Databases are specialized systems for storing, organizing, and retrieving data efficiently. This section covers relational databases (SQL, PostgreSQL) and immutable databases (Datomic).

What You’ll Learn

  • SQL - The standard language for relational database querying and manipulation
  • PostgreSQL - Advanced open-source relational database with powerful features
  • Datomic - Immutable database with time-travel queries and datalog
  • Database Design - Schema design, normalization, and indexing strategies
  • Query Optimization - Performance tuning and query analysis
  • Transactions - ACID properties, isolation levels, and concurrency control

Available Databases

SQL - Universal Database Language

SQL provides the foundation for working with relational databases:

  • Query Fundamentals - SELECT, WHERE, JOIN for data retrieval
  • Data Manipulation - INSERT, UPDATE, DELETE operations
  • Schema Definition - CREATE TABLE, indexes, constraints
  • Aggregation - GROUP BY, HAVING, aggregate functions
  • Advanced Queries - Subqueries, window functions, CTEs
  • Transactions - BEGIN, COMMIT, ROLLBACK

PostgreSQL - Production Database System

PostgreSQL extends SQL with advanced features:

  • Advanced Data Types - JSON, arrays, ranges, custom types
  • Performance Features - Parallel queries, partitioning, materialized views
  • Full-Text Search - Built-in text search capabilities
  • Extensions - PostGIS for geospatial, pg_trgm for fuzzy matching
  • Replication - Streaming replication, logical replication
  • Administration - Backup strategies, performance tuning, monitoring

Datomic - Immutable Database

Datomic provides immutable data storage with powerful temporal features:

  • Immutability - Facts are never deleted, only accumulated over time
  • Time-Travel Queries - Query database at any point in history with as-of, since, history
  • Datalog Query Language - Declarative, composable queries based on logic programming
  • ACID Transactions - Strong consistency with serializable isolation
  • Flexible Schema - Schema evolves incrementally without migrations
  • Audit Trail - Every fact timestamped and preserved forever

Learning Path

For Relational Databases

  1. Start with SQL fundamentals - Learn the universal language of relational databases
  2. Explore PostgreSQL - Apply SQL knowledge to a production database with advanced features

For Immutable Databases

  1. Start with Datomic - Learn immutable data storage, datalog queries, and time-travel

All databases provide By Example tutorials:

  • Beginner - Core concepts and basic operations (0-40% coverage)
  • Intermediate - Production patterns and optimization (40-75% coverage)
  • Advanced - Expert techniques and administration (75-95% coverage)

Database Operations

Relational Databases (SQL, PostgreSQL)

  • Schema Design - Normalization, relationships, constraints
  • Query Optimization - Indexes, EXPLAIN plans, query tuning
  • Transactions - ACID guarantees, isolation levels, deadlocks
  • Backup & Recovery - pg_dump, WAL archiving, point-in-time recovery
  • Security - User management, role-based access, SSL connections
  • Monitoring - pg_stat views, performance metrics, logging

Immutable Databases (Datomic)

  • Schema Evolution - Additive schema changes without migrations
  • Datalog Queries - Pattern matching, joins, rules, aggregates
  • Time Queries - as-of, since, history for temporal navigation
  • Transaction Functions - Database functions executing inside transactions
  • Audit Trails - Transaction metadata and change tracking
  • Performance - Index selection, caching, query optimization

Getting Started

Relational Databases

Begin with SQL to build a strong foundation in relational database concepts.
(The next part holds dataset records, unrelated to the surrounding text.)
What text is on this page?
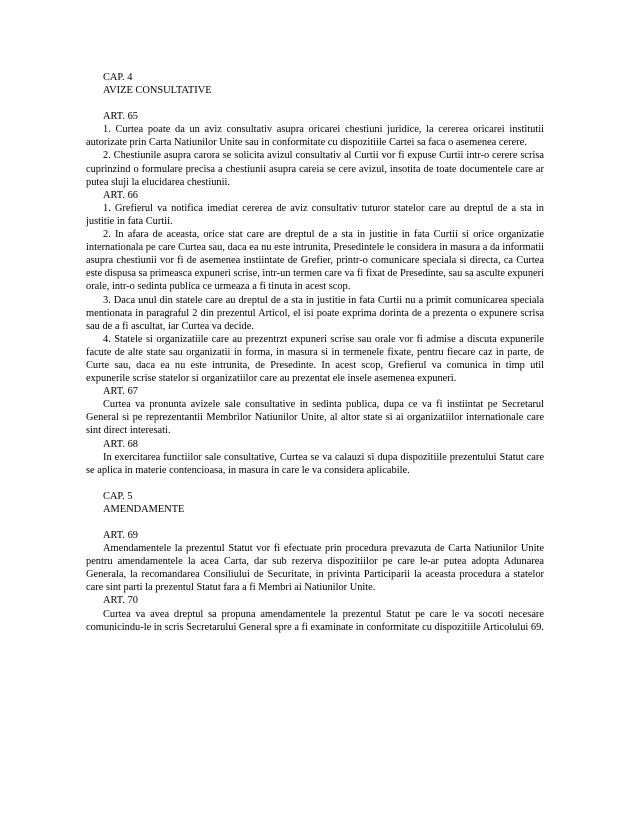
CAP. 4

AVIZE CONSULTATIVE

ART. 65

1. Curtea poate da un aviz consultativ asupra oricarei chestiuni juridice, la cererea oricarei institutii autorizate prin Carta Natiunilor Unite sau in conformitate cu dispozitiile Cartei sa faca o asemenea cerere.

2. Chestiunile asupra carora se solicita avizul consultativ al Curtii vor fi expuse Curtii intr-o cerere scrisa cuprinzind o formulare precisa a chestiunii asupra careia se cere avizul, insotita de toate documentele care ar putea sluji la elucidarea chestiunii.

ART. 66

1. Grefierul va notifica imediat cererea de aviz consultativ tuturor statelor care au dreptul de a sta in justitie in fata Curtii.

2. In afara de aceasta, orice stat care are dreptul de a sta in justitie in fata Curtii si orice organizatie internationala pe care Curtea sau, daca ea nu este intrunita, Presedintele le considera in masura a da informatii asupra chestiunii vor fi de asemenea instiintate de Grefier, printr-o comunicare speciala si directa, ca Curtea este dispusa sa primeasca expuneri scrise, intr-un termen care va fi fixat de Presedinte, sau sa asculte expuneri orale, intr-o sedinta publica ce urmeaza a fi tinuta in acest scop.

3. Daca unul din statele care au dreptul de a sta in justitie in fata Curtii nu a primit comunicarea speciala mentionata in paragraful 2 din prezentul Articol, el isi poate exprima dorinta de a prezenta o expunere scrisa sau de a fi ascultat, iar Curtea va decide.

4. Statele si organizatiile care au prezentrzt expuneri scrise sau orale vor fi admise a discuta expunerile facute de alte state sau organizatii in forma, in masura si in termenele fixate, pentru fiecare caz in parte, de Curte sau, daca ea nu este intrunita, de Presedinte. In acest scop, Grefierul va comunica in timp util expunerile scrise statelor si organizatiilor care au prezentat ele insele asemenea expuneri.

ART. 67

Curtea va pronunta avizele sale consultative in sedinta publica, dupa ce va fi instiintat pe Secretarul General si pe reprezentantii Membrilor Natiunilor Unite, al altor state si ai organizatiilor internationale care sint direct interesati.

ART. 68

In exercitarea functiilor sale consultative, Curtea se va calauzi si dupa dispozitiile prezentului Statut care se aplica in materie contencioasa, in masura in care le va considera aplicabile.

CAP. 5

AMENDAMENTE

ART. 69

Amendamentele la prezentul Statut vor fi efectuate prin procedura prevazuta de Carta Natiunilor Unite pentru amendamentele la acea Carta, dar sub rezerva dispozitiilor pe care le-ar putea adopta Adunarea Generala, la recomandarea Consiliului de Securitate, in privinta Participarii la aceasta procedura a statelor care sint parti la prezentul Statut fara a fi Membri ai Natiunilor Unite.

ART. 70

Curtea va avea dreptul sa propuna amendamentele la prezentul Statut pe care le va socoti necesare comunicindu-le in scris Secretarului General spre a fi examinate in conformitate cu dispozitiile Articolului 69.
Then explore PostgreSQL to learn production database features and administration.

Immutable Databases

Start with Datomic to learn immutable data storage, datalog queries, and time-travel capabilities.

Choosing Your Database

  • Use SQL/PostgreSQL for traditional CRUD applications, complex queries, mature ecosystem
  • Use Datomic for audit trails, event sourcing, temporal queries, immutable data requirements

All paths include practical, annotated examples you can run immediately.